II. Das Landesarbeitsgericht hat die Befristung im Vertrag vom 11. August 1995 schon deswegen für unwirksam gehalten, weil das beklagte Land seinen gesamten Vertretungsbedarf bei Lehrkräften schultypenübergreifend ermittelt hat. Mit dieser Begründung kann der Klage nicht stattgegeben werden. Das Landesarbeitsgericht hat mit seinen Ausführungen die dem Sachgrund der Gesamtvertretung bei Lehrkräften im Schulbereich zugrunde liegenden Wertungsmaßstäbe verkannt.

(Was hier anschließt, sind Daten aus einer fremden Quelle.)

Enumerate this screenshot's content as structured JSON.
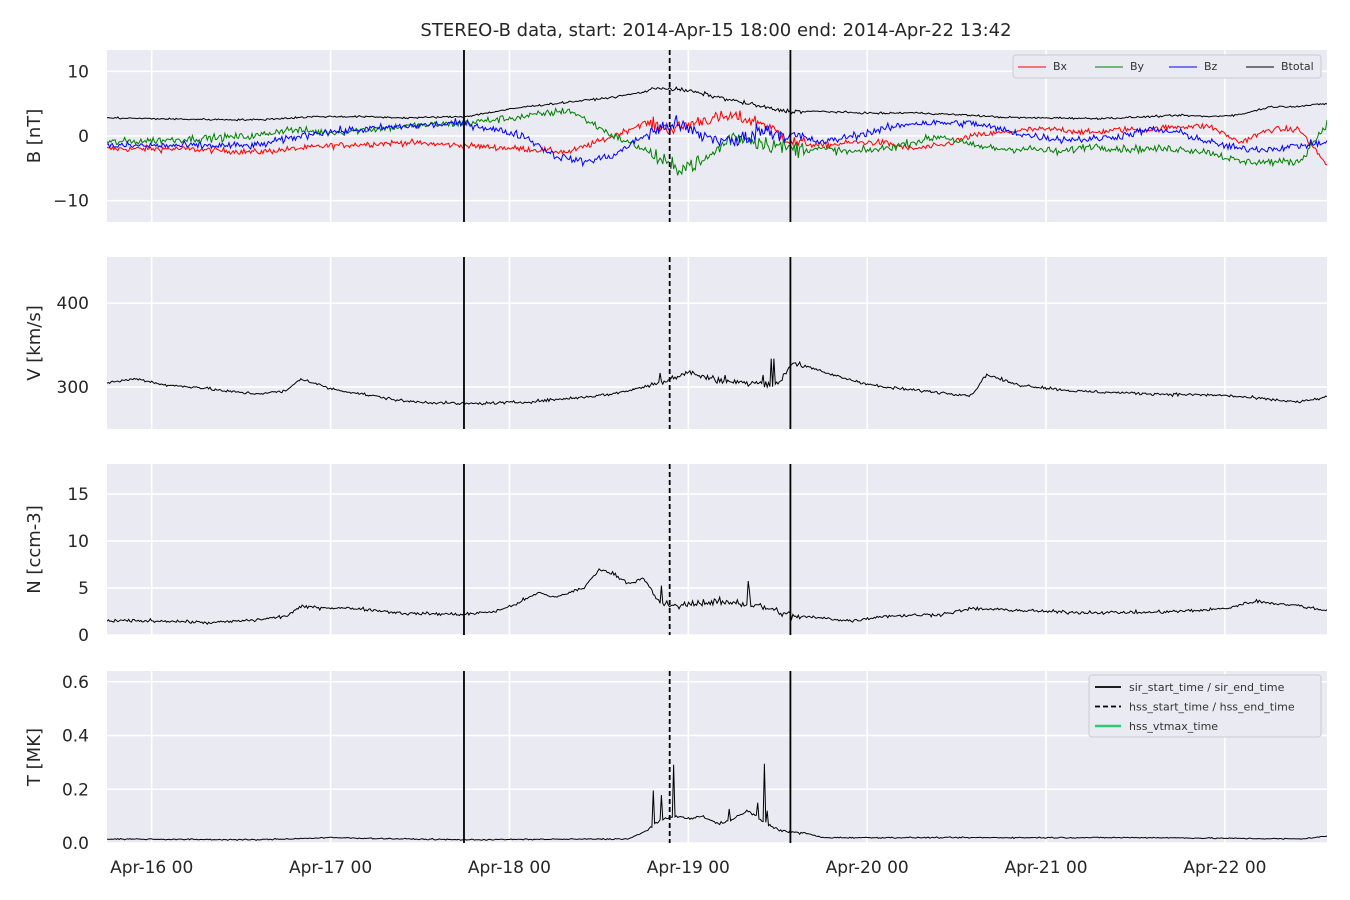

1. Nach den Grundsätzen der arbeitsgerichtlichen Befristungskontrolle ist die Befristung eines Arbeitsvertrags u. a. nicht funktionswidrig und damit auch nicht geeignet, den gesetzlichen Kündigungsschutz objektiv zu umgehen, wenn der Arbeitgeber bereits bei Abschluß des Zeitvertrags aufgrund konkreter tatsächlicher Anhaltspunkte die Prognose stellen kann, die Beschäftigungsmöglichkeit für den Arbeitnehmer werde zu einem bestimmten Zeitpunkt mit dem Eintreten eines bestimmten Ereignisses entfallen (BAG Urteil vom 3. Dezember 1997 – 7 AZR 651/96 – AP Nr. 196 zu § 620 BGB Befristeter Arbeitsvertrag, m.w.N.).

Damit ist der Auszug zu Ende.